What’s coming up on Sunday? Jennifer Love Hewitt returns to TV in a new series based off the Lifetime TV movie (that earned her a Golden Globe nomination), The Client List. The show, with the same name, takes a slightly different take on the events, and it should be interesting to see how it breaks out of the mold from both the movie and the real-life events. The show premieres on Sunday at 10/9c.
I’ve had the opportunity to watch the first episode. If you don’t know anything about the show (and don’t want to), you may want to stop reading. I don’t try to spoil here, but some things must be said, and let’s face it, I gotta say them. Keep reading after the break if you want my thoughts.
Early on, you can see it branching away from the movie. Whether it’s to give flexibility to the series, add suspense, or to make sure “Riley” (no longer Samantha from the movie) becomes her own person, it’s not really clear. But from the outset, things are very different.
Not surprisingly, Riley finds herself in hard times with her family, particularly in income. The stress has brought some recent fights to the surface between her and her husband, who later leaves her. Riley’s forced to provide for her family, and when the opportunity presents itself, she finds herself giving “extras” to her massage clients, racking up big tips in the process.

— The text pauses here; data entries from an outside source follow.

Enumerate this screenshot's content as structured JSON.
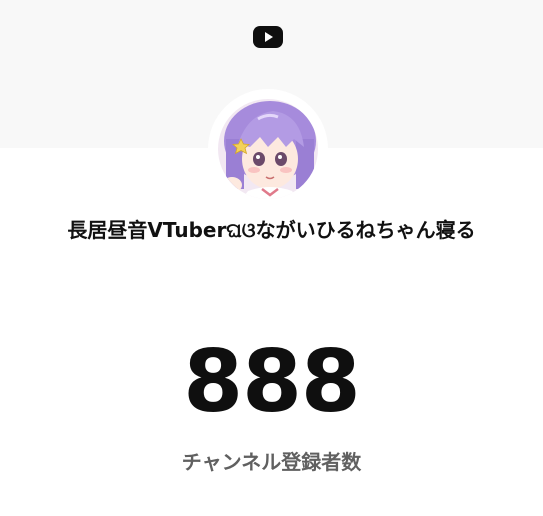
{
  "header": {
    "logo_icon": "youtube-play-icon",
    "banner_color": "#f8f8f8"
  },
  "channel": {
    "avatar_icon": "channel-avatar-anime-character",
    "name": "長居昼音VTuberଘଓながいひるねちゃん寝る"
  },
  "stats": {
    "subscriber_count": "888",
    "subscriber_label": "チャンネル登録者数"
  },
  "colors": {
    "count_text": "#0f0f0f",
    "label_text": "#606060",
    "avatar_hair": "#a68bdc"
  }
}
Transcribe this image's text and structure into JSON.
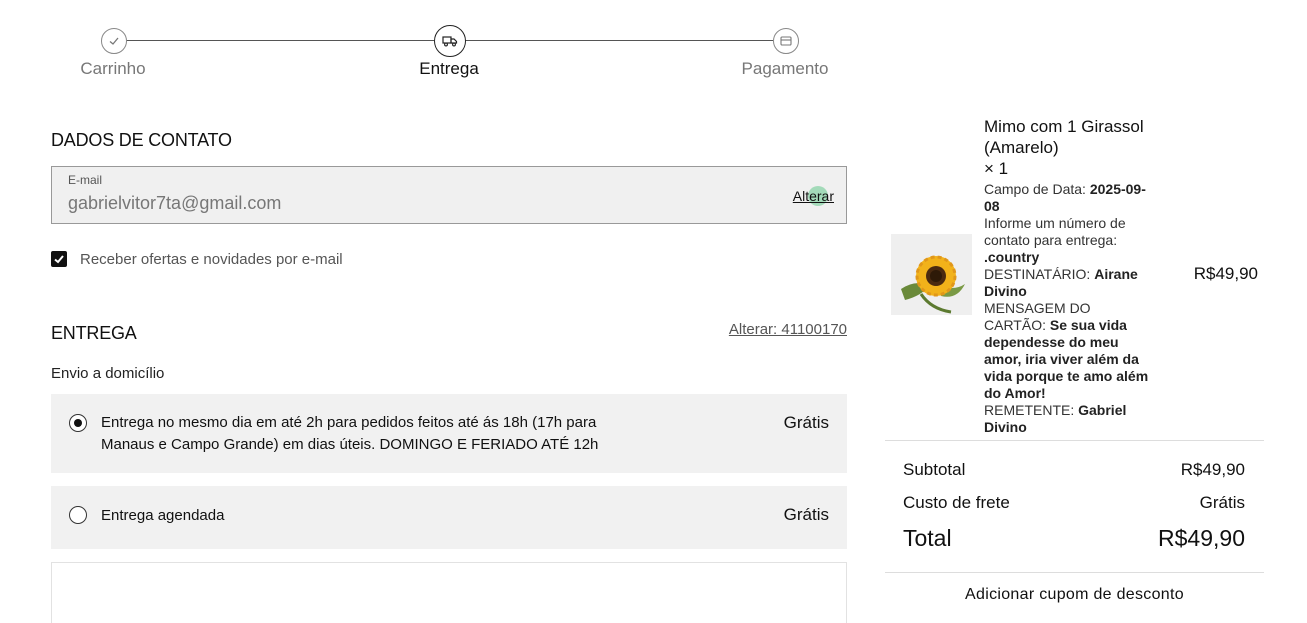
{
  "stepper": {
    "steps": [
      {
        "label": "Carrinho",
        "icon": "check-icon",
        "state": "done"
      },
      {
        "label": "Entrega",
        "icon": "truck-icon",
        "state": "active"
      },
      {
        "label": "Pagamento",
        "icon": "card-icon",
        "state": "pending"
      }
    ]
  },
  "contact": {
    "title": "DADOS DE CONTATO",
    "email_label": "E-mail",
    "email_value": "gabrielvitor7ta@gmail.com",
    "change_label": "Alterar",
    "newsletter_checked": true,
    "newsletter_label": "Receber ofertas e novidades por e-mail"
  },
  "shipping": {
    "title": "ENTREGA",
    "change_label": "Alterar: 41100170",
    "type_label": "Envio a domicílio",
    "options": [
      {
        "label": "Entrega no mesmo dia em até 2h para pedidos feitos até ás 18h (17h para Manaus e Campo Grande) em dias úteis. DOMINGO E FERIADO ATÉ 12h",
        "price": "Grátis",
        "selected": true
      },
      {
        "label": "Entrega agendada",
        "price": "Grátis",
        "selected": false
      }
    ]
  },
  "cart": {
    "product": {
      "name": "Mimo com 1 Girassol (Amarelo)",
      "qty": "× 1",
      "price": "R$49,90",
      "details": [
        {
          "key": "Campo de Data:",
          "value": "2025-09-08"
        },
        {
          "key": "Informe um número de contato para entrega:",
          "value": ".country"
        },
        {
          "key": "DESTINATÁRIO:",
          "value": "Airane Divino"
        },
        {
          "key": "MENSAGEM DO CARTÃO:",
          "value": "Se sua vida dependesse do meu amor, iria viver além da vida porque te amo além do Amor!"
        },
        {
          "key": "REMETENTE:",
          "value": "Gabriel Divino"
        }
      ]
    },
    "subtotal_label": "Subtotal",
    "subtotal_value": "R$49,90",
    "shipping_label": "Custo de frete",
    "shipping_value": "Grátis",
    "total_label": "Total",
    "total_value": "R$49,90",
    "coupon_label": "Adicionar cupom de desconto"
  }
}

I can’t say that the series grabbed me from the get-go. Riley’s relationship with her husband was barely touched upon before he leaves her (and no, that’s not really a spoiler, if you’ve been reading any descriptions of the series). Since we saw little between the two of them except a fight, we know little about them. Her husband comes off as frustrated and angry, unlike the defeated Teddy Sears from the movie (I know I shouldn’t compare, but I just love Teddy Sears).
Then, while she does try to work at the massage clinic ethically, she crosses the line pretty fast when money gets tight. While the expressions on her face might indicate emotional conflict, the episode just moves to fast to explore it, leaving a whirlwind effect — and honestly, leaves the viewer wondering exactly what this series is meant to do. Is it just to show a desperate Riley living the life of a part-time prostitute? Or is there more to the series? This episode leaves the rest of the series unclear.
But in that fuzziness, there’s certainly room for growth. Since we don’t know what is to happen, there’s intrigue in finding out what’s next. And in a series, there’s opportunity to explore other characters. Of course, from her Eli Stone days, I’m naturally drawn to Loretta Devine, who runs the massage clinic, and I can’t wait to see what they’ll do with her. In fact, if they had moved a little slower in the first episode, we could have seen the bond between her and Riley form that much more, which would have given a solid reason why Riley might trust her enough to cross the line in the workplace.
There’s also a gaggle of other girls. In the film, we met only one and focused in on her. But here, we have the opportunity to get to know them all and get a camaraderie of sorts developing between them (or a frenemy situation, as one particular scene starts to make you wonder about).
Ultimately, I can’t say I have the highest hope for the show, though I may tune in for a few episodes to prove myself wrong. The final moment of the first episode makes you wonder what really will happen to Riley in the next few months, and clearly, there’s a lot of dilemma and emotional expressions yet to come. But unless they get to some deep character development soon, it appears to be a poor excuse to put Hewitt in lingerie week to week.